Plus, our innovative, automated cash management feature has been designed to optimise the performance of the platform.
Cash can be used to:
- Increase the transparency of transactions.
- Help preserve your client's investment strategy.
- Cover charges, fees and income.
See our helpful Straightforward Cash Management guide for more information along with our cash management flyer.
Features of cash
- It is your choice as to whether you actively manage cash. If not, our platform will do the heavy lifting.
- Cash can be held inside an account or inside a model portfolio.
- Fees and charges are funded from cash held in your client’s tax wrapper. This includes the Collective Investment Bond; however, cash will not be selectable for investment purposes within this tax wrapper.
- Cash inside a model portfolio will not be used for fees and charges.
- Interest is accrued on cleared cash and credited to the cash account once a month. Interest is paid gross for ISAs, JISAs and CRAs, but is subject to a basic rate income tax deduction on CIAs, except where the investor is exempt, in which case interest will be paid gross.
Which accounts can hold cash?
|
ISA | JISA | CIA | CRA | CIB |
Cash |
✔ | ✔ | ✔ | ✔ | Partial |
For the CIB, whilst cash will be used to fund fees and charges, it will not be possible to select cash as an investible asset within the bond. Other cash funds, e.g. Blackrock cash, will continue to be available.
Automated cash management
To reduce the number of transactions on your client’s account and to make it easier for you to trade, we are introducing automated cash management functionality.

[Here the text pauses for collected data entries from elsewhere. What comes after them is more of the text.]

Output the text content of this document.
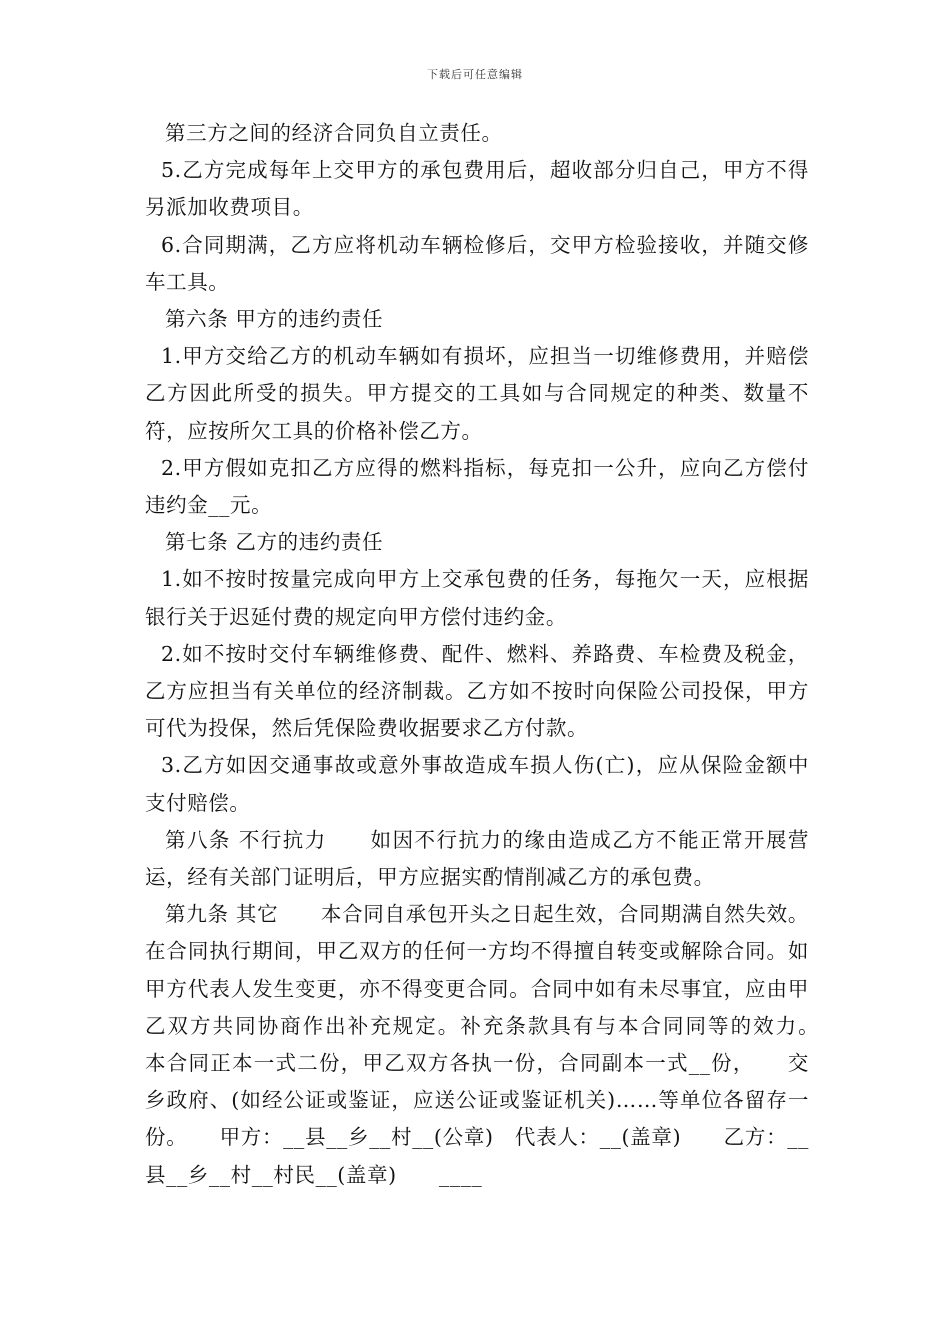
下载后可任意编辑

第三方之间的经济合同负自立责任。

5.乙方完成每年上交甲方的承包费用后，超收部分归自己，甲方不得另派加收费项目。

6.合同期满，乙方应将机动车辆检修后，交甲方检验接收，并随交修车工具。

第六条 甲方的违约责任

1.甲方交给乙方的机动车辆如有损坏，应担当一切维修费用，并赔偿乙方因此所受的损失。甲方提交的工具如与合同规定的种类、数量不符，应按所欠工具的价格补偿乙方。

2.甲方假如克扣乙方应得的燃料指标，每克扣一公升，应向乙方偿付违约金__元。

第七条 乙方的违约责任

1.如不按时按量完成向甲方上交承包费的任务，每拖欠一天，应根据银行关于迟延付费的规定向甲方偿付违约金。

2.如不按时交付车辆维修费、配件、燃料、养路费、车检费及税金，乙方应担当有关单位的经济制裁。乙方如不按时向保险公司投保，甲方可代为投保，然后凭保险费收据要求乙方付款。

3.乙方如因交通事故或意外事故造成车损人伤(亡)，应从保险金额中支付赔偿。

第八条 不行抗力　　如因不行抗力的缘由造成乙方不能正常开展营运，经有关部门证明后，甲方应据实酌情削减乙方的承包费。

第九条 其它　　本合同自承包开头之日起生效，合同期满自然失效。在合同执行期间，甲乙双方的任何一方均不得擅自转变或解除合同。如甲方代表人发生变更，亦不得变更合同。合同中如有未尽事宜，应由甲乙双方共同协商作出补充规定。补充条款具有与本合同同等的效力。　　本合同正本一式二份，甲乙双方各执一份，合同副本一式__份，　　交乡政府、(如经公证或鉴证，应送公证或鉴证机关)……等单位各留存一份。　　甲方：__县__乡__村__(公章)　代表人：__(盖章)　　乙方：__县__乡__村__村民__(盖章)　　____
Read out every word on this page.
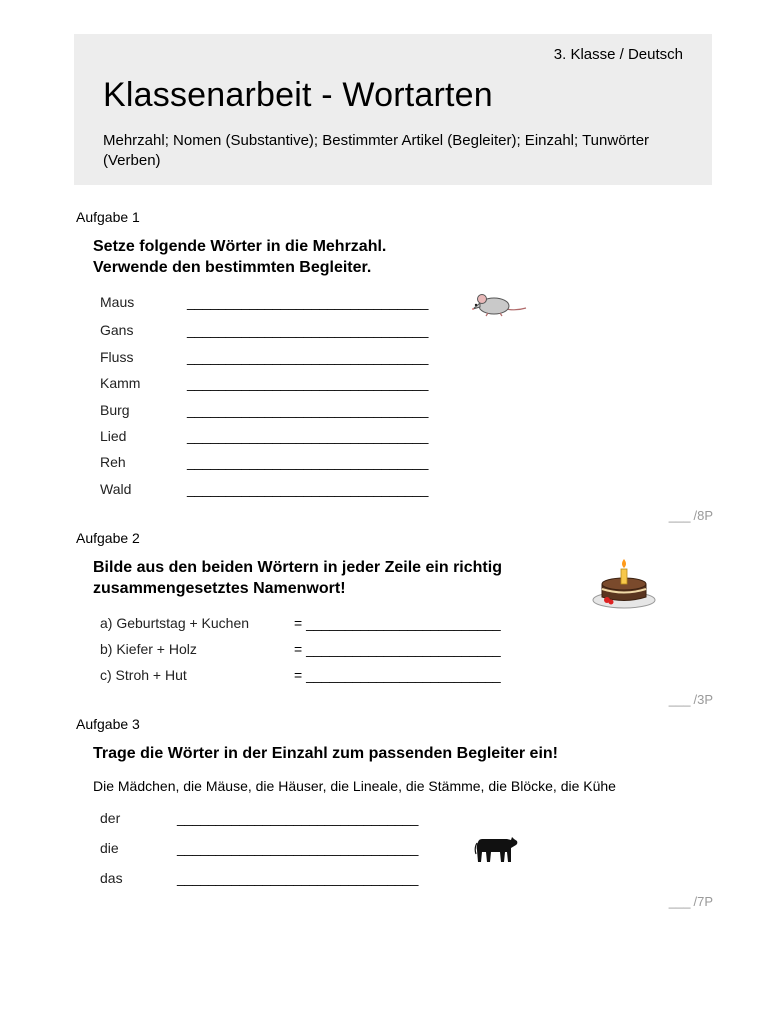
3. Klasse / Deutsch
Klassenarbeit - Wortarten
Mehrzahl; Nomen (Substantive); Bestimmter Artikel (Begleiter); Einzahl; Tunwörter (Verben)
Aufgabe 1
Setze folgende Wörter in die Mehrzahl.
Verwende den bestimmten Begleiter.
Maus	_______________________________
Gans	_______________________________
Fluss	_______________________________
Kamm	_______________________________
Burg	_______________________________
Lied	_______________________________
Reh	_______________________________
Wald	_______________________________
___ /8P
Aufgabe 2
Bilde aus den beiden Wörtern in jeder Zeile ein richtig
zusammengesetztes Namenwort!
a) Geburtstag + Kuchen	= _________________________
b) Kiefer + Holz	= _________________________
c) Stroh + Hut	= _________________________
___ /3P
Aufgabe 3
Trage die Wörter in der Einzahl zum passenden Begleiter ein!
Die Mädchen, die Mäuse, die Häuser, die Lineale, die Stämme, die Blöcke, die Kühe
der	_______________________________
die	_______________________________
das	_______________________________
___ /7P
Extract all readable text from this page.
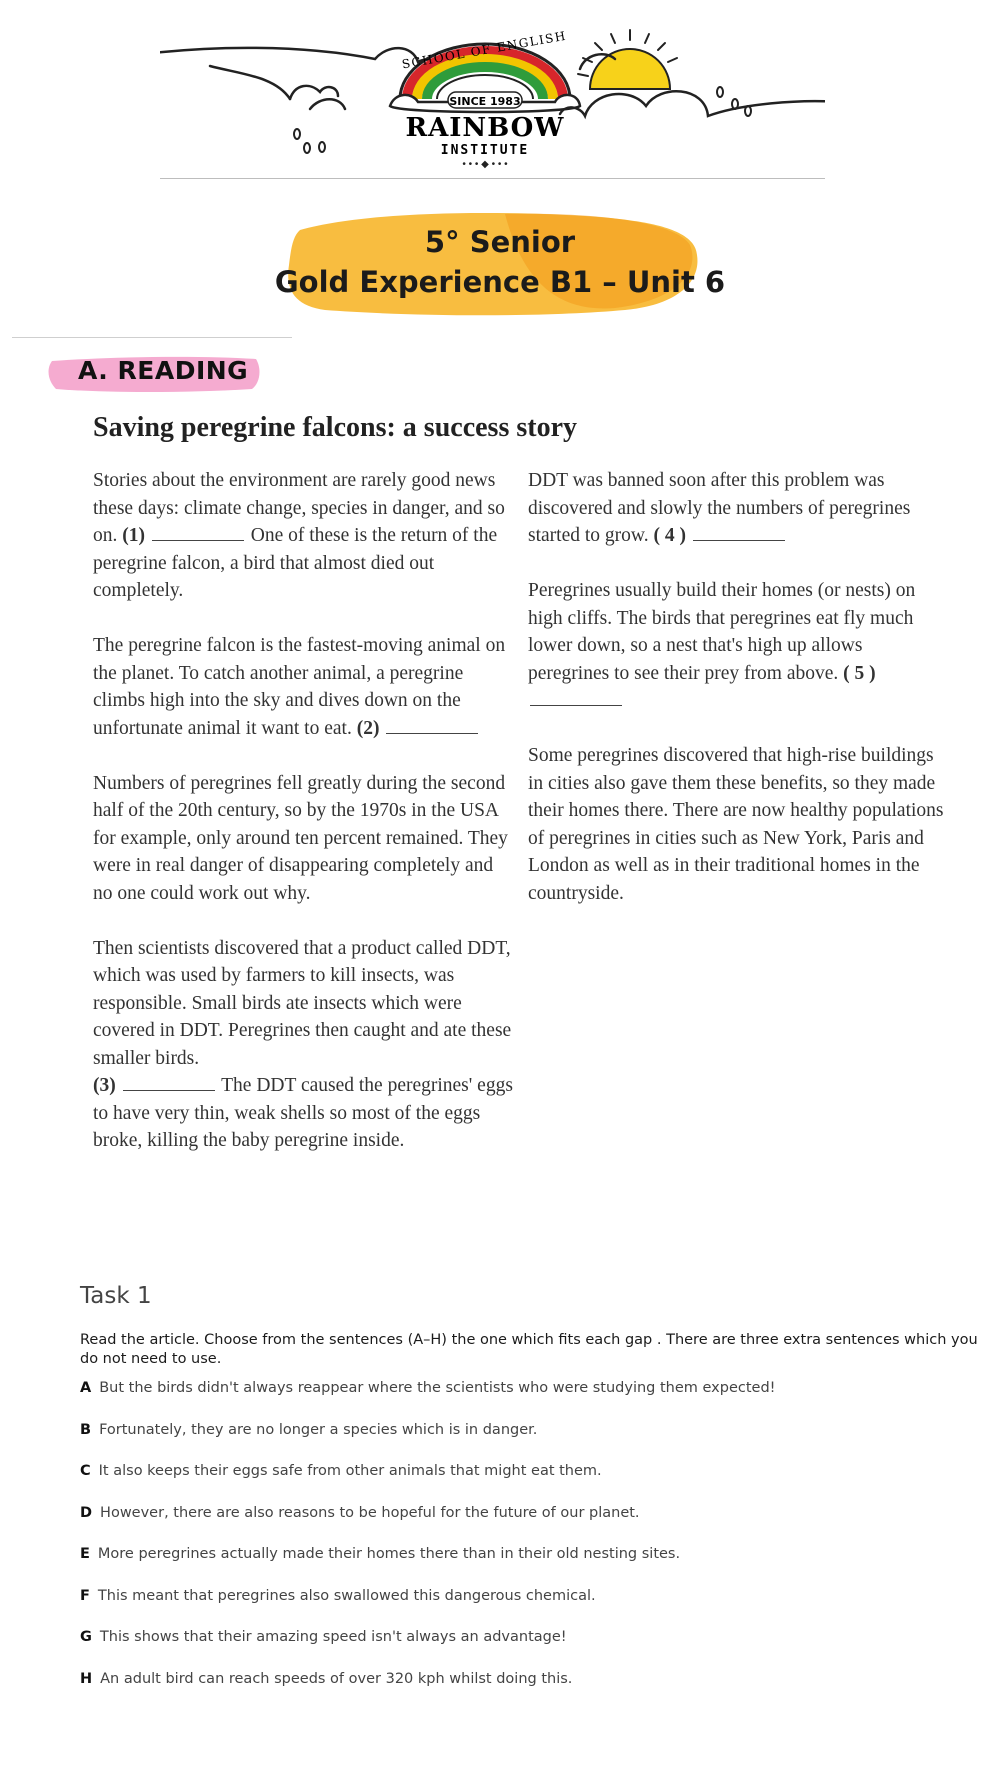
SCHOOL OF ENGLISH
SINCE 1983
RAINBOW
INSTITUTE
• • • ◆ • • •
5° Senior
Gold Experience B1 – Unit 6
A. READING
Saving peregrine falcons: a success story

Stories about the environment are rarely good news these days: climate change, species in danger, and so on. (1)	One of these is the return of the peregrine falcon, a bird that almost died out completely.

The peregrine falcon is the fastest-moving animal on the planet. To catch another animal, a peregrine climbs high into the sky and dives down on the unfortunate animal it want to eat. (2)

Numbers of peregrines fell greatly during the second half of the 20th century, so by the 1970s in the USA for example, only around ten percent remained. They were in real danger of disappearing completely and no one could work out why.

Then scientists discovered that a product called DDT, which was used by farmers to kill insects, was responsible. Small birds ate insects which were covered in DDT. Peregrines then caught and ate these smaller birds.
(3)	The DDT caused the peregrines' eggs to have very thin, weak shells so most of the eggs broke, killing the baby peregrine inside.

DDT was banned soon after this problem was discovered and slowly the numbers of peregrines started to grow. ( 4 )

Peregrines usually build their homes (or nests) on high cliffs. The birds that peregrines eat fly much lower down, so a nest that's high up allows peregrines to see their prey from above. ( 5 )

Some peregrines discovered that high-rise buildings in cities also gave them these benefits, so they made their homes there. There are now healthy populations of peregrines in cities such as New York, Paris and London as well as in their traditional homes in the countryside.

Task 1
Read the article. Choose from the sentences (A–H) the one which fits each gap . There are three extra sentences which you do not need to use.
A But the birds didn't always reappear where the scientists who were studying them expected!
B Fortunately, they are no longer a species which is in danger.
C It also keeps their eggs safe from other animals that might eat them.
D However, there are also reasons to be hopeful for the future of our planet.
E More peregrines actually made their homes there than in their old nesting sites.
F This meant that peregrines also swallowed this dangerous chemical.
G This shows that their amazing speed isn't always an advantage!
H An adult bird can reach speeds of over 320 kph whilst doing this.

This will involve the platform selling a small amount of units and holding them as cash on your client’s account, typically every six months. This will begin straight after the move to the new platform and will make it easier for you to place other trades on your clients account whilst ensuring the process of paying fees and charges runs as smoothly as possible.
How does it work?
STEP 1 |
STEP 2 |
STEP 3 |
The platform will attempt to deduct adviser fees or charges that are due. |
Where cash is insufficient, the platform sells units to fund approximately six times the fee or charge due. |
Fees and charges will continue to be deducted from cash until there is insufficient cash to fund a full fee at which point step 2 will be repeated. |
*Includes adviser regular initial and ongoing fees, plus Old Mutual Wealth product/service charge.
0.33%
This is the average cash holding that will be held in the product cash account in the six month period for an investor, based on fees and charges each year for an adviser of 1% and Old Mutual Wealth 0.3%.
Many platforms mandate a cash balance of one to two percent of client assets. Our approach ensures only a small amount of cash needs to be held by your client.
We will only sell units equivalent to a maximum of 0.75% of the value of an account at any one time.
Worried about cash drag? Don’t be!
On average clients will hold approximately three months' worth of fees and charges as cash. Analysis by our platform experts shows the effect of holding this cash is negligible, especially when applied across a diversified portfolio. See the second page of our cash management flyer for full details.
Funding income and regular withdrawals:
ISA and CIA:
- Assets will be sold proportionately (including cash and exchange traded investments) or you can choose specific assets to sell, including cash.
- Where a specific asset is selected, once the asset is depleted our system will default back to deducting from cash before then defaulting to proportional deductions (not including exchange traded investments), ensuring regular withdrawals are always paid.
CIB
- Assets will be sold proportionately (including cash) or you can choose specific assets to sell.
- Where a specific asset is selected, once the asset is depleted our system will deduct units from transactional cash, then proportionately in order to fund the payment. It is not possible to select cash specifically to fund income.
CRA
- Assets will be sold proportionately (including cash and exchange traded investments) or you can choose specific assets to sell, including cash.
- If you wish to fund income using specific assets, then you will need to ensure these assets are sufficient to cover your clients’ income payments. If the selected assets are insufficient, this could prevent the income payment being made.
- For tax efficient regular income options (TRIO), where a specific asset is selected, once the asset is depleted our system will default back to deducting proportional deductions (including cash but not including exchange traded investments), ensuring regular withdrawals are always paid.
- In addition, you will be able to specify specific assets for crystallisation and to fund tax free cash, where necessary.
More information on the income options available for the CRA can be found on our CRA webpage.
What else is changing on our new technology platform?
- If you have previously requested for regular withdrawals to be funded by unit deduction from your client’s ‘largest fund’, please be aware that on the new system these payments will be funded by deducting units proportionately across all assets held within the account or bond.
- As part of the move to the new technology platform, we will automatically move any holdings that are in cash deposit within an ISA or CIA into the account’s new cash account. This cash account will then be used as the primary source to pay any fees and charges (provided the cash holding is outside of a model portfolio).